Очередь двигалась со скоростью тектонических плит. Семён Маркович достал книжку – томик Бродского, купленный ещё в те времена, когда Бродский был запрещён, а купить можно было только из-под полы. Сейчас Бродского можно купить везде, но никто не покупает. Диалектика, однако.
"Не выходи из комнаты, не совершай ошибку", – прочитал он и подумал, что Иосиф Александрович явно не бывал в поликлинике номер семнадцать. Тут без ошибки и справку не получишь.

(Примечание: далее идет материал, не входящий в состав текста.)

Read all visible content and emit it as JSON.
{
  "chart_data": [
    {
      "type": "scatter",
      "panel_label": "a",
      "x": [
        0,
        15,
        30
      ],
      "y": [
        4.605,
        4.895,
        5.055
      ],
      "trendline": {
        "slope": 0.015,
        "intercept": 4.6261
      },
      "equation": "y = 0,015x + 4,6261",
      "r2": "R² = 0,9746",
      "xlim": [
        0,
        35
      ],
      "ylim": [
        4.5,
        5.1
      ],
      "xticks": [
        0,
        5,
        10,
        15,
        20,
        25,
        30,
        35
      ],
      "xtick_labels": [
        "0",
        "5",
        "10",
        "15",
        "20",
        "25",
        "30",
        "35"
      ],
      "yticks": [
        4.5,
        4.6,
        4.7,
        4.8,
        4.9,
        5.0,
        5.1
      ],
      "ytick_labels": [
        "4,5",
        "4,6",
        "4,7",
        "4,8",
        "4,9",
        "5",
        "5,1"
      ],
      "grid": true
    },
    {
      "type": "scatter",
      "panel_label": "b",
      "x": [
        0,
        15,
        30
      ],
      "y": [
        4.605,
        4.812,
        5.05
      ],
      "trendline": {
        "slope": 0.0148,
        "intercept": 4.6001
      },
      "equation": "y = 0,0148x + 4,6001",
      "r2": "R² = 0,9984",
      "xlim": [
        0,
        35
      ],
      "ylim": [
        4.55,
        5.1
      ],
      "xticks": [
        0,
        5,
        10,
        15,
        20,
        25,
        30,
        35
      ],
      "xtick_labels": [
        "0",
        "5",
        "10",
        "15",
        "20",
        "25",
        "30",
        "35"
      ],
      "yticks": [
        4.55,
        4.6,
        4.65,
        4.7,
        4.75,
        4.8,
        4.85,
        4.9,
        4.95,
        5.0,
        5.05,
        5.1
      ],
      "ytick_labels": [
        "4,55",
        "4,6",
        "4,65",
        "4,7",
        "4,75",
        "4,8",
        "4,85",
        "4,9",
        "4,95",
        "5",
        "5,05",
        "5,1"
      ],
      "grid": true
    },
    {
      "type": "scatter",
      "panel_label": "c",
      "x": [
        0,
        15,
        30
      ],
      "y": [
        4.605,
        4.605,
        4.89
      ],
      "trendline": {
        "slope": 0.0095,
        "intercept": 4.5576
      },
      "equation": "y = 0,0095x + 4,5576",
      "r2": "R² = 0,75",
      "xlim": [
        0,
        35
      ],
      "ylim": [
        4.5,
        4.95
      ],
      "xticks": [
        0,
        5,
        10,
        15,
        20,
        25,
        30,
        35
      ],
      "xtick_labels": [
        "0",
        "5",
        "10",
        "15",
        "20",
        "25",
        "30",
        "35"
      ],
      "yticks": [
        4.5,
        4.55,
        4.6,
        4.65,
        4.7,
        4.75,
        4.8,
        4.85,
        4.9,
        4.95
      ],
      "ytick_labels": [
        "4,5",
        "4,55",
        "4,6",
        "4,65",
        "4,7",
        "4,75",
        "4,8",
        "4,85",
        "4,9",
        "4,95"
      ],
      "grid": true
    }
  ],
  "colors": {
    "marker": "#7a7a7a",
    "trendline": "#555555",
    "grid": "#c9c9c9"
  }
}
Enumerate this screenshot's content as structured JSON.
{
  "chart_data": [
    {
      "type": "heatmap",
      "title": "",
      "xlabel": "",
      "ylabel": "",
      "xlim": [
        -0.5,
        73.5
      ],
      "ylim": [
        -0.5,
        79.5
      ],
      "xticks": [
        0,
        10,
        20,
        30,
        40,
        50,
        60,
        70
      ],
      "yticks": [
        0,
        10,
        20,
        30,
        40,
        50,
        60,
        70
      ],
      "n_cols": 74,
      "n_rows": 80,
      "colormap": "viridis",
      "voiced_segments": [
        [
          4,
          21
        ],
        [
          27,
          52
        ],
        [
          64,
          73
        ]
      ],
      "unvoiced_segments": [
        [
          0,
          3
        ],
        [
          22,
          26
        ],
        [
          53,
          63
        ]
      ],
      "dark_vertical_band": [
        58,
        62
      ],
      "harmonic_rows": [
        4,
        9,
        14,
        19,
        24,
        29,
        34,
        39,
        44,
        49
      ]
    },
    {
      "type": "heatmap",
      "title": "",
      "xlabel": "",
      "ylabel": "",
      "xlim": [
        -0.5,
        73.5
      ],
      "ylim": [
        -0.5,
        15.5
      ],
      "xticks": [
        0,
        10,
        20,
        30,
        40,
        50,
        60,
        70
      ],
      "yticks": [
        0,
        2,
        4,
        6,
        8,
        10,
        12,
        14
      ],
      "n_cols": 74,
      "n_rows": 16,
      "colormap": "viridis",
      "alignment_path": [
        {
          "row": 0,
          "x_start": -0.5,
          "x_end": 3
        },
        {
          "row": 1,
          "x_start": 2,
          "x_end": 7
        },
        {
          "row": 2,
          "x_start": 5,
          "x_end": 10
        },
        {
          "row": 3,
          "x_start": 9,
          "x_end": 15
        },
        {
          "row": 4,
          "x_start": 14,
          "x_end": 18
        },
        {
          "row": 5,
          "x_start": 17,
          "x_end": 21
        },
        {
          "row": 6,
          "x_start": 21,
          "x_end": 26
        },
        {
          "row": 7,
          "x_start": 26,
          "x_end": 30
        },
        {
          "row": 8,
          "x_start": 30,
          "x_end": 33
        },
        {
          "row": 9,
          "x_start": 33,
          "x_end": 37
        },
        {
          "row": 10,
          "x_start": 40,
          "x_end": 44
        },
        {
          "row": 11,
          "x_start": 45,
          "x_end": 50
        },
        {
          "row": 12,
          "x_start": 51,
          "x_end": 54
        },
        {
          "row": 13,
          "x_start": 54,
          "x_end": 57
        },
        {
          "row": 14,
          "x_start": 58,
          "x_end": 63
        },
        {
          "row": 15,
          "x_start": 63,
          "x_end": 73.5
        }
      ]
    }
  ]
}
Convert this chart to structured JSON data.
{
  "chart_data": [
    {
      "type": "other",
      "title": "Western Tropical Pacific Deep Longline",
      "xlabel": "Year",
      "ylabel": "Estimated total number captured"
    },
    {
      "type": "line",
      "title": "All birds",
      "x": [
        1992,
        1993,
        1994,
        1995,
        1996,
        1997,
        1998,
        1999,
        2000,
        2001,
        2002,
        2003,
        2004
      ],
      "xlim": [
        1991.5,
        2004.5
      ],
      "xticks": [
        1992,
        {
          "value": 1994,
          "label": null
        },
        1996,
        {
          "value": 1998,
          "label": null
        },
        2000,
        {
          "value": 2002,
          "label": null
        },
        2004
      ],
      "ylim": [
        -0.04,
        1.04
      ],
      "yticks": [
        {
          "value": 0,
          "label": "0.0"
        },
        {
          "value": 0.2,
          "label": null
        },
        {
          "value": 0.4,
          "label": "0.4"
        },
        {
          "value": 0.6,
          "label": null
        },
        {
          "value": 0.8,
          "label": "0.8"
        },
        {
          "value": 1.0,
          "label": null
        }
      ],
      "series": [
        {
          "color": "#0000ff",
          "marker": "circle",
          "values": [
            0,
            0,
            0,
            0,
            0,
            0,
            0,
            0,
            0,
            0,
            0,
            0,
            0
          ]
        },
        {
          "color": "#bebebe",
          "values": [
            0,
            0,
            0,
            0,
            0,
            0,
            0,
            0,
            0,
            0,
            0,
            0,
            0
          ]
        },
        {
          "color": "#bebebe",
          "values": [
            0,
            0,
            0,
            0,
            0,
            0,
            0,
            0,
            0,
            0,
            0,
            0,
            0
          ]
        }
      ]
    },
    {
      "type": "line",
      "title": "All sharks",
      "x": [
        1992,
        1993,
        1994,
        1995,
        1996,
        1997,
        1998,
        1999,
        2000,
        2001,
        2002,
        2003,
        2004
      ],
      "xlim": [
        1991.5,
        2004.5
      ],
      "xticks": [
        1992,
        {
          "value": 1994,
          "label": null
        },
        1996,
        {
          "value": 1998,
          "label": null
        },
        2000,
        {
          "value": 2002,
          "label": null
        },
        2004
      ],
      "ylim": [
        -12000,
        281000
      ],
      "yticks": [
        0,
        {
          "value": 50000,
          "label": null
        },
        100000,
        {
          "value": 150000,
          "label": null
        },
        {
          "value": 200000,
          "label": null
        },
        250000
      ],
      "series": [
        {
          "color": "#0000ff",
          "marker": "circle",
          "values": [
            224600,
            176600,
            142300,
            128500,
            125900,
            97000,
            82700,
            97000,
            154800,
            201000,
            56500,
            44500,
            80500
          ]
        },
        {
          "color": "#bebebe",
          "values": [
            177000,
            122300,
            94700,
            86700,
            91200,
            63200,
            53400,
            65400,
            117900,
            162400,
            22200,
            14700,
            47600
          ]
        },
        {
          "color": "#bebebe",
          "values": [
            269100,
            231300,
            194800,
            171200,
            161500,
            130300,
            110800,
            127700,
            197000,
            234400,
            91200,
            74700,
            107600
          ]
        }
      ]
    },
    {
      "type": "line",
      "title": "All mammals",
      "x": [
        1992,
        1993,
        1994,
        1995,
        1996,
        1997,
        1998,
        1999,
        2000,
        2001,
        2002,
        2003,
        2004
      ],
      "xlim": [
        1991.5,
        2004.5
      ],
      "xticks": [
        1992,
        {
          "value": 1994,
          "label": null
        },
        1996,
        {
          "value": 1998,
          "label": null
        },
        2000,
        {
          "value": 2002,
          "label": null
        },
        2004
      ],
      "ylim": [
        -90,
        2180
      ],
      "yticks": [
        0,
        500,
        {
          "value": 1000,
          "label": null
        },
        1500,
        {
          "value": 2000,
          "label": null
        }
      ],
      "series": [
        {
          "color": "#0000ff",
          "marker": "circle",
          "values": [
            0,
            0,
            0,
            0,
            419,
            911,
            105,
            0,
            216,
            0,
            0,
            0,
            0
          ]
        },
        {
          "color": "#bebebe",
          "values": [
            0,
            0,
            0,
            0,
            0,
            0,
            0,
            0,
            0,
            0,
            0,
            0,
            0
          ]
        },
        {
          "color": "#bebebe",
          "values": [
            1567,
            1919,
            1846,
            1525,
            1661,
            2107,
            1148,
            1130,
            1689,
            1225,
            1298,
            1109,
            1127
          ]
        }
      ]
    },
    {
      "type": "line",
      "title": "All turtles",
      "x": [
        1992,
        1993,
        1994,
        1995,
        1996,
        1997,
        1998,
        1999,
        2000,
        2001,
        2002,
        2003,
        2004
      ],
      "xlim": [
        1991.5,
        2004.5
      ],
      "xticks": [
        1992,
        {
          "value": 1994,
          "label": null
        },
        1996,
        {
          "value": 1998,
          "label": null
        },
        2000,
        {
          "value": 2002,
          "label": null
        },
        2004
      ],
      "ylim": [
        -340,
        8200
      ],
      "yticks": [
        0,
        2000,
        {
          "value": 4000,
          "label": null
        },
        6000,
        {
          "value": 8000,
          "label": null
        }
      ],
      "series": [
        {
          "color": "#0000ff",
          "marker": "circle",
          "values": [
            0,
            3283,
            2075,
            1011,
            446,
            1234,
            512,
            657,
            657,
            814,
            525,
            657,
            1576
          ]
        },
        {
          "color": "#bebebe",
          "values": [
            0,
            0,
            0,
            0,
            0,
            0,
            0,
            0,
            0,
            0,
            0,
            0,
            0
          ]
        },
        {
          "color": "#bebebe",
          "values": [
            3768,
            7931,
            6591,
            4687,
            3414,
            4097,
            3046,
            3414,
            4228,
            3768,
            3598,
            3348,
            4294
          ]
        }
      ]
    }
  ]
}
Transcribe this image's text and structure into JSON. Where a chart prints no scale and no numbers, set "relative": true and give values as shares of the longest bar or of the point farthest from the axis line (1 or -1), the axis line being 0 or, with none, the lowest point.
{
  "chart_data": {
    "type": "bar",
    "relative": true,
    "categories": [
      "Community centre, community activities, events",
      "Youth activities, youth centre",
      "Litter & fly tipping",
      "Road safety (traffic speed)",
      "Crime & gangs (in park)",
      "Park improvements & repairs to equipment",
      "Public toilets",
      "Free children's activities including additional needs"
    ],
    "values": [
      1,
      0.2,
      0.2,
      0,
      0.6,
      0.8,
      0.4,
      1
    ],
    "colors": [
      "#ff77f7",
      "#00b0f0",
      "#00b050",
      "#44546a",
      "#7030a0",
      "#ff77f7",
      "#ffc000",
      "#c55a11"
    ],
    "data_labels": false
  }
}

– Мужчина, вы что, глухой? Ваша очередь!
Семён Маркович вздрогнул. Клавдия Петровна смотрела на него как удав на кролика. Только удав хотя бы глотает быстро, а тут процесс растягивается на часы.
– Мне справка нужна для санатория.
– Какая справка?
– Ну... справка. От терапевта.
– Форма?
– Какая форма?
– Номер формы какой?!
– Я не знаю...
– Не знаете – узнайте! Следующий!
– Но как же...
– Мужчина, не задерживайте очередь! Вон там на стенде всё написано!
Семён Маркович подошёл к стенду. На стенде было написано всё. Всё, кроме того, что нужно было ему. Расписание прививок от полиомиелита – есть. График работы флюорографии – есть. Даже меню столовой для сотрудников – есть (борщ, котлета, компот – классика жанра). А про справки – ни слова.
Он вернулся в очередь. Теперь он был последним. Бабушка в малиновом (или горчичном?) берете смотрела с сочувствием.
– Первый раз, что ли? – спросила она.
– Да вроде не первый...
– А как не первый, так должны знать: сначала к терапевту идёте, он вам скажет, какая форма нужна, потом обратно в регистратуру, потом опять к терапевту. Это у нас квест такой. Как в компьютерных играх, внук объяснял.
– Но талон-то мне нужен к терапевту!
– А талон без формы не дают.
– Но форму даёт терапевт!
– А к терапевту без талона не пускают.
Семён Маркович почувствовал, как у него начинает дёргаться левый глаз. Это был тот самый момент, когда понимаешь: ты в ловушке. Как муха в янтаре. Только янтарь хотя бы красивый, а тут линолеум советский и запах хлорки.
Прошёл час. Потом ещё один. Очередь двигалась, но Семён Маркович стоял на месте, пытаясь разгадать загадку сфинкса по имени Клавдия Петровна. И тут случилось чудо.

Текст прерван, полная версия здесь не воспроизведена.